Congress has now heard from everyone in the Justice Department who appears to have played a significant role in the firings of the prosecutors. They have all insisted that the actual decisions about whom to fire came from somewhere else. It is increasingly clear that the somewhere else was the White House. If Congress is going to get to the bottom of the scandal, it has to get the testimony of Mr. Rove, his aides Scott Jennings and Sara Taylor, Ms. Miers and her deputy, William Kelley.
The White House has offered to make them available only if they do not take an oath and there is no transcript. Those conditions are a formula for condoning perjury, and they are unacceptable.

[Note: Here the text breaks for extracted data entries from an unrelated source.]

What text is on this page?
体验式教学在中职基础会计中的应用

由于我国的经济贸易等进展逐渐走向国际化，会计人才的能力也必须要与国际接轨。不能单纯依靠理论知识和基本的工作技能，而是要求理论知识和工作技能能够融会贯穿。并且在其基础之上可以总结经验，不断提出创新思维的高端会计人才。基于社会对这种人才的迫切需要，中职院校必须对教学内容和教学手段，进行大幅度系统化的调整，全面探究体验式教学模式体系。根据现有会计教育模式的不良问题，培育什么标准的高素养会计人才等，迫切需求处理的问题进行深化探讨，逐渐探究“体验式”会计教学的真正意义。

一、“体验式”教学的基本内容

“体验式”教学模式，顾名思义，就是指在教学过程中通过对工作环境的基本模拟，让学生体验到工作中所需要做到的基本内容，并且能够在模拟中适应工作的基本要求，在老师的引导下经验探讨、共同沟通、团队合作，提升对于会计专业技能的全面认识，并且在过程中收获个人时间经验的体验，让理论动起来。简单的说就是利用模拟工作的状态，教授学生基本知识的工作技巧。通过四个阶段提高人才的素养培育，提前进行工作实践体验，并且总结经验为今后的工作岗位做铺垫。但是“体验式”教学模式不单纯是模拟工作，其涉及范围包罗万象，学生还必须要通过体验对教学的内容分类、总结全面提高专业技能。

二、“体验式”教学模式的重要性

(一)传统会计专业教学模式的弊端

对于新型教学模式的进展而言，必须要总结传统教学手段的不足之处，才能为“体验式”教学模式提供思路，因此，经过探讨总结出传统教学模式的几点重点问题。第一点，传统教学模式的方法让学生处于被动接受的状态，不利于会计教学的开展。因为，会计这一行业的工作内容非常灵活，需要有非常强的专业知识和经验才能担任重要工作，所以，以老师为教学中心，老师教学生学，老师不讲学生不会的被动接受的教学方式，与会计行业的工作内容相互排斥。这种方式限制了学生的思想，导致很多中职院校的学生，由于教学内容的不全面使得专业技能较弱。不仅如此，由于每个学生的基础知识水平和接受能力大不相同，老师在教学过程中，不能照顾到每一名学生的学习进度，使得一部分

As for documents, the White House has released piles of useless e-mail messages. But it has reported that key e-mails to and from Mr. Rove were inexplicably destroyed. At the same time, it has argued that e-mails of Mr. Rove’s that were kept on a Republican Party computer system, which may contain critical information, should not be released.
This noncooperation has gone on long enough. Mr. Leahy should deliver the subpoenas for the five White House officials and make clear that if the administration resists, Congress will use all available means to get the information it needs.
The investigation has collected evidence, heard from witnesses, and compiled documents. There are a variety of unanswered questions, all of which seem to involve the White House generally, and Rove specifically. The Senate Judiciary Committee, on a bipartisan vote, already cleared the way for subpoenas. In the interests of justice, it’s time to send them to the other end of Pennsylvania Avenue.